Actually I used this term in a very broad sense, meaning changes in inherited characteristics, therefore, this is what is being taught as evolution. But it is not evolution in the narrower sense, a mechanism by which all forms of life evolved from a common ancestor.
God created his kinds (Heb. "min") with a large amount of variability. As variability occurs within the kinds through the natural gene pool distribution (offspring), then adaptation will occur as some of the offspring will be able to adapt to different environments better than others. There is a limit to the variability however which is at the family level of the taxonomic classification in most cases. This corresponds to the Genesis word "kind". To evolve to a different kind of animal, there must be additional DNA information which was not available to that kind in the original creation.
Mutations, which are extolled as being able to produce more information into the gene pool, always result in information being lost, not gained. There is a possibility that the mutation may result in genetic favorability in certain environments, and thus an increase in the offspring of animals with that temporary advantage. But in no case is there additional genetic information which would result in an evolving to a different kind of animal.

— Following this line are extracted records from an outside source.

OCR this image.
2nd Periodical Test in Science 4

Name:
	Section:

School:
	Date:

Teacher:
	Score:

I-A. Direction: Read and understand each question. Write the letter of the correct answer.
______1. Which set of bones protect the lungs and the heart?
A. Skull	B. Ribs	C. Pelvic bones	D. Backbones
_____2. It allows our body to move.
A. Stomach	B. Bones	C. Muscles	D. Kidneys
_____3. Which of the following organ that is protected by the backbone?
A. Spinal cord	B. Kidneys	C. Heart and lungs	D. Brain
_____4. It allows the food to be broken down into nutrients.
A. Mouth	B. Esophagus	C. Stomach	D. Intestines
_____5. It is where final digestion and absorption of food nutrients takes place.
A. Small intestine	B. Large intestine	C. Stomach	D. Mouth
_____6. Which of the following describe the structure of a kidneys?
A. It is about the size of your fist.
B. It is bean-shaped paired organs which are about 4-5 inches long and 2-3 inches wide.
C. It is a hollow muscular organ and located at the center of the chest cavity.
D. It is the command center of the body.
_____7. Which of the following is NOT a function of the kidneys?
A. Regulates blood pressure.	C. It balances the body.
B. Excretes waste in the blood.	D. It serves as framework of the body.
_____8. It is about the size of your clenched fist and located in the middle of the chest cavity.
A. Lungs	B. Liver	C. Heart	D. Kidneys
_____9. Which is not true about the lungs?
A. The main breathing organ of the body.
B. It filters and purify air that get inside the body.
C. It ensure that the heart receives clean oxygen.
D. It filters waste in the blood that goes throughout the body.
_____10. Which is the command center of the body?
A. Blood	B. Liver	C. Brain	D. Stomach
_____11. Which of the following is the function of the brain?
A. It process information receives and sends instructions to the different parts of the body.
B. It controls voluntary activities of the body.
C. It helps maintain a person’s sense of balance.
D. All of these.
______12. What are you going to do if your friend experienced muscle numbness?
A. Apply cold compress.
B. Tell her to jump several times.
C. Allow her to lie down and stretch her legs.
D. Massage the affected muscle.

Atheists and Theistic Evolutionists would have us believe that life started with no information, and new information came about from nothing, and then more and more information was somehow created through mutations and natural selection and this somehow developed into the language of DNA. What we actually observe (THROUGH SCIENCE) is the exact opposite. We begin with lots of information in the DNA, and through mutations information is lost, resulting in most cases in imperfections in the offspring, which can be compensated to some degree by mating within large gene pools where good genes can mask bad genes resulting from mutations. This is why we cannot marry close relatives, whereas, in Adam and Eve's day, close marriage was not only necessary, but was possible, because the gene pool was relatively unscarred by thousands of years of mutations.